Anonim Şirketlerde Kâr Dağıtımı Esasları ve Yedek Akçeler (Bilgi Toplumunda Hukuk, Ünal TEKİNALP’e Armağan, Cilt I; 2003), Anonim Şirketlerin Halka Açılması (Muğla Üniversitesi İktisadi ve İdari Bilimler Fakültesi Tartışma Tebliğleri Serisi II; 2004) ile Prof. Dr. Saim ÜSTÜNDAĞ’a Vefa Andacı (2020), Cilt II, Prof. Dr. Saim Üstündağ’a İthafen İlmi Makaleler (2021), Prof. Dr. Saim Üstündağ’a İthafen İlmi Makaleler II (2021), Sosyal Bilimlerde Güncel Gelişmeler (2021), Ticari İşletme Hukuku Fasikülü (2022), Ticari Mevzuat Notları (2022), Bilimsel Araştırmalar (2022), Hukuki İncelemeler (2023), Prof. Dr. Saim Üstündağ Adına Seçme Yazılar (2024), Hukuka Giriş (2024) başlıklı kitapların bazı bölümlerinin de yazarıdır.

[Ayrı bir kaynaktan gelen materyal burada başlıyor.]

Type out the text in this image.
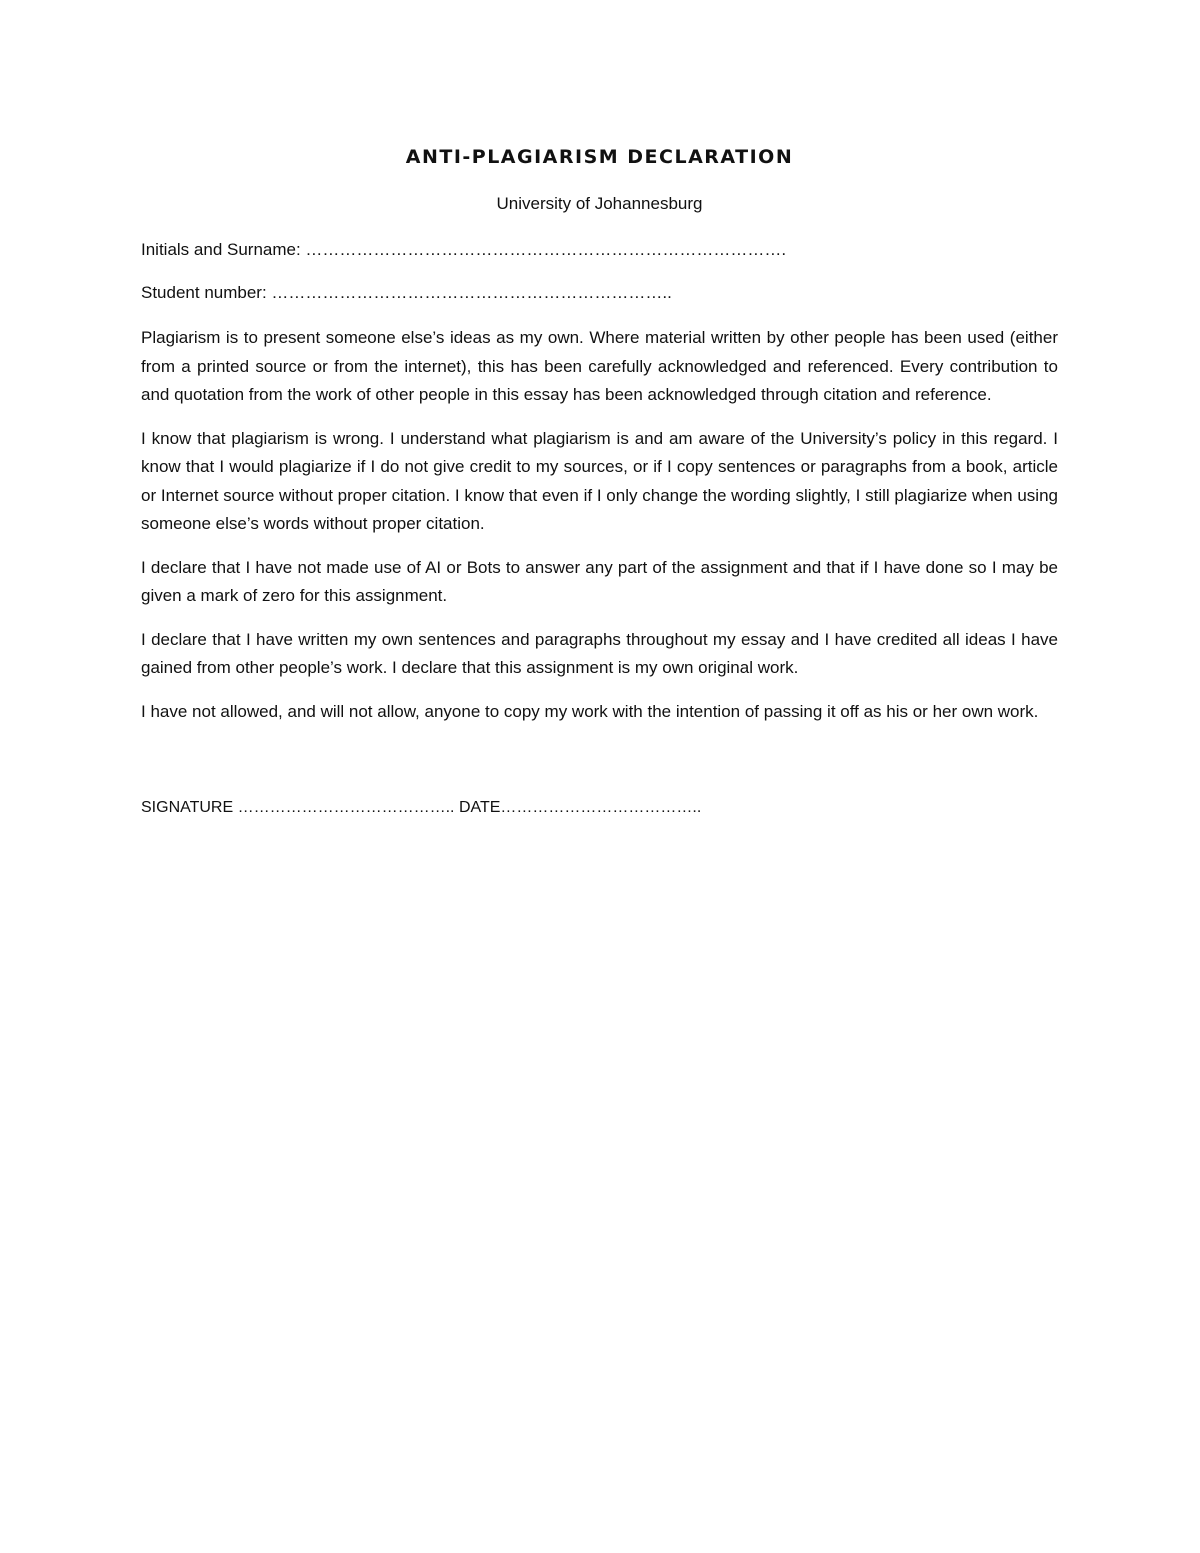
ANTI-PLAGIARISM DECLARATION
University of Johannesburg
Initials and Surname: ………………………………………………………………………….
Student number: ……………………………………………………………..

Plagiarism is to present someone else’s ideas as my own. Where material written by other people has been used (either from a printed source or from the internet), this has been carefully acknowledged and referenced. Every contribution to and quotation from the work of other people in this essay has been acknowledged through citation and reference.

I know that plagiarism is wrong. I understand what plagiarism is and am aware of the University’s policy in this regard. I know that I would plagiarize if I do not give credit to my sources, or if I copy sentences or paragraphs from a book, article or Internet source without proper citation. I know that even if I only change the wording slightly, I still plagiarize when using someone else’s words without proper citation.

I declare that I have not made use of AI or Bots to answer any part of the assignment and that if I have done so I may be given a mark of zero for this assignment.

I declare that I have written my own sentences and paragraphs throughout my essay and I have credited all ideas I have gained from other people’s work. I declare that this assignment is my own original work.

I have not allowed, and will not allow, anyone to copy my work with the intention of passing it off as his or her own work.

SIGNATURE ………………………………….. DATE………………………………..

1992 yılından beri Türkiye’de yayımlanan otuza yakın Dergi, Gazete ve Blog’da 2 bin 500’ü aşan Telif Makale ve Telif Yazı ile tamamı İngilizceden olmak üzere Türkçe Derleme ve Türkçe Çevirisi yayımlanmıştır.
1988 yılında intisap ettiği Sermaye Piyasası Kurulu’nda (SPK) uzman yardımcısı, uzman (yeterlik sınavı üçüncüsü), başuzman, daire başkanı ve başkanlık danışmanı; Özelleştirme İdaresi Başkanlığı GSM 1800 Lisansları Değerleme Komisyonunda üye olarak görev yapmış, ayrıca Vergi Konseyi’nin bazı alt çalışma gruplarında (Menkul Sermaye İratları ve Değer Artış Kazançları; Kayıt Dışı Ekonomi; Özkaynakların Güçlendirilmesi) yer almış olup; halen başuzman unvanıyla SPK’da çalışmaktadır.
Hayatı dosdoğru yaşamak ve çalışkanlık vazgeçilmez ilkeleridir. Ülkesi ‘Türkiye Cumhuriyeti’ her şeyin üstündedir.